Esta etapa corresponde a la elección de una opción o a un consenso en las ideas planteadas. La alternativa elegida debe evaluarse e instrumentarse y cada una de estas actividades puede estimular nuevas oportunidades.

 

Con la aplicación del proceso se pretende determinar un punto de partida, detectar una dirección de las alternativas posibles, sobre el cual se generarán las ideas y el camino a seguir. La forma en que se defina esta dirección será la raíz de las ideas que se generen posteriormente. No se busca resolver el problema, sino que elaborar un “enfoque” que permita encontrar ideas para resolverlo.

 

Se trata de decidir si la idea seleccionada es valiosa, ya que éstas surgen de manera incompleta, desordenada y confusa; por lo tanto, las ideas deben revisarse y evaluarse para dotarlas de calidad y del grado suficiente de perfección para comprobar su adecuación al problema determinado[1].

 

Una vez que las soluciones hayan sido evaluadas, se lleva a cabo el proceso de toma de decisiones, en donde las personas tendrán que definir y poner en marcha la solución que más convenga.

 

Al evaluar, se debe tener presente que la idea sea novedosa y original como rasgo general.

 

Por lo tanto, las ideas deben ser transformadas en soluciones, las cuales funcionarán siempre y cuando sean útiles y beneficien a alguien o a un grupo de personas. Una buena solución debe gustar, tiene que vender, tiene que ser coherente, imaginativa, pero a la vez comprensible, no puede herir demasiados intereses, debe ser arriesgada y prudente a la vez.

 

Además se debe determinar cada uno de los pasos a seguir en la aplicación e implementación de la solución elegida para que, posteriormente, se pongan en práctica estas ideas, activando con ello la resolución de problemas; ello significa “de facto” implantar una innovación, donde estas ideas se hacen tangibles, transformándose en un nuevo producto, servicio o proceso.

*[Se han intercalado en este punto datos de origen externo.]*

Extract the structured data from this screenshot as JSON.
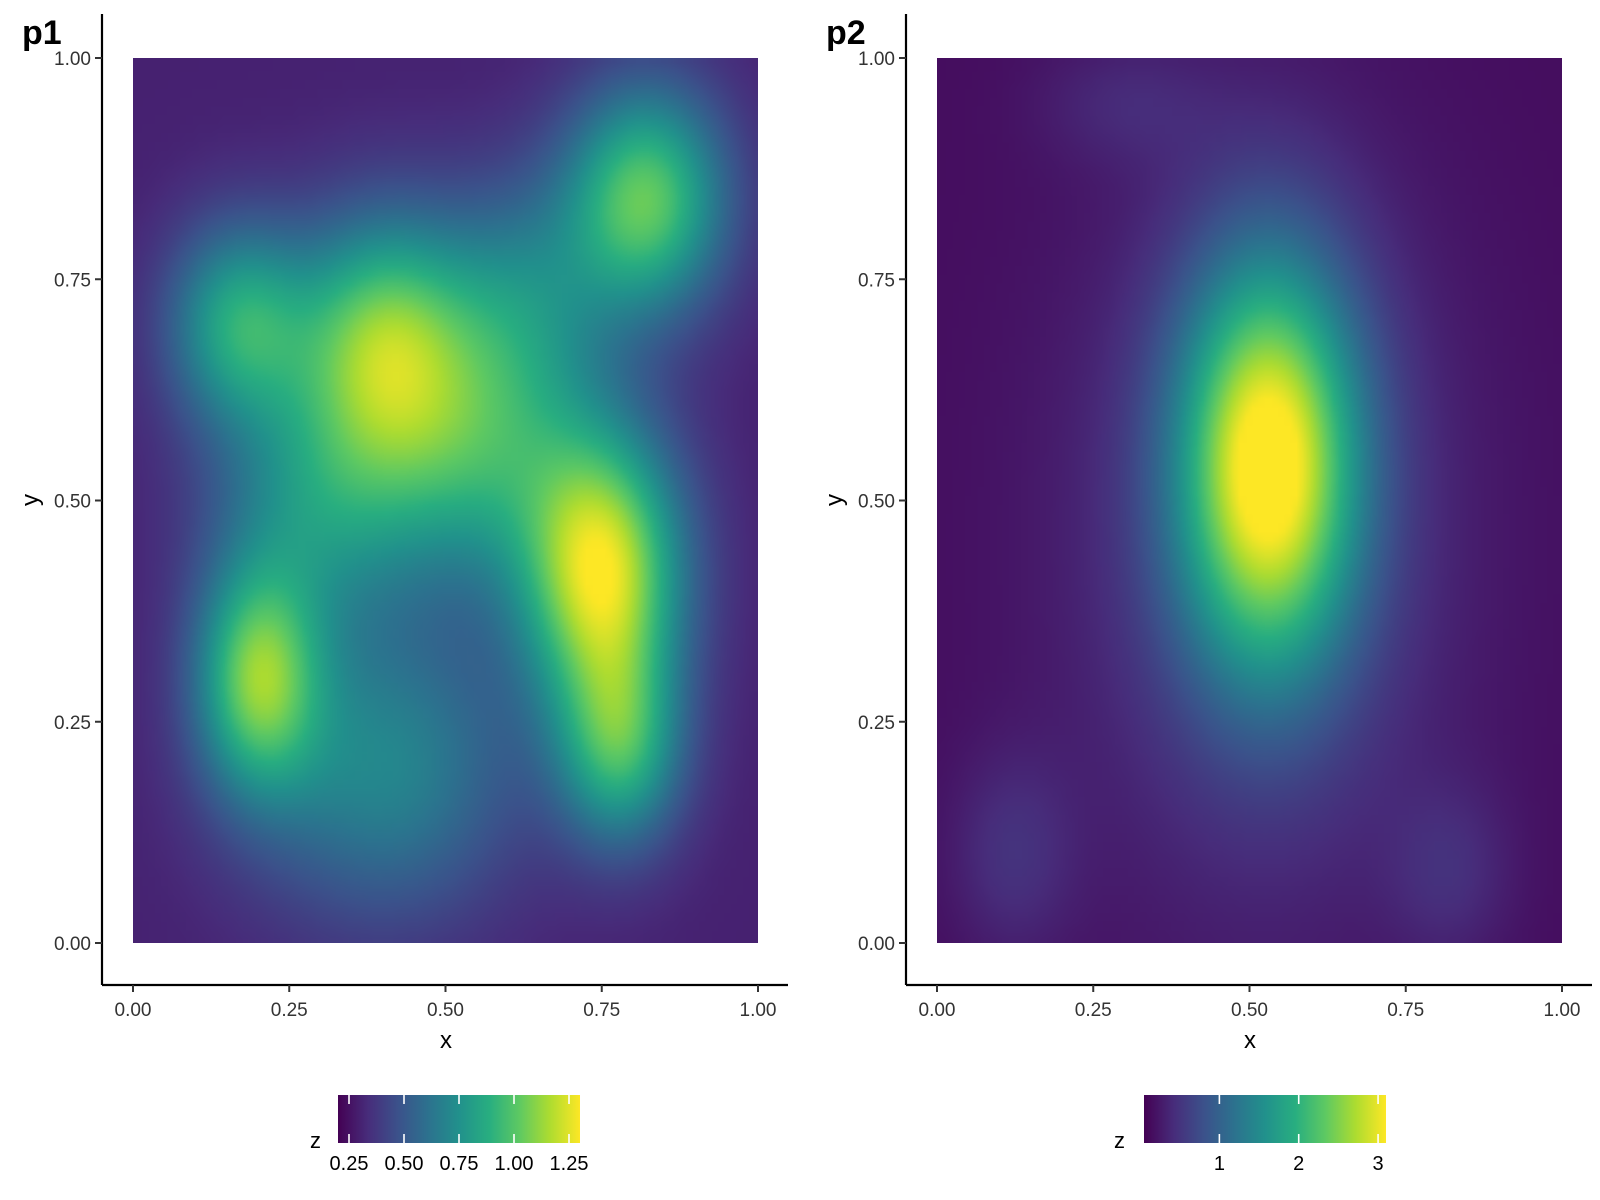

[1]          Una vez las personas nos convencemos a nosotras mismas de que realmente somos creativos, generar ideas resulta relativamente sencillo. De hecho, ésta es la parte «fácil» de la creatividad y de la innovación.

 

El desarrollo de esas ideas, su perfeccionamiento y, eventualmente, lograr apoyo para esas ideas es sin duda la parte más complicada.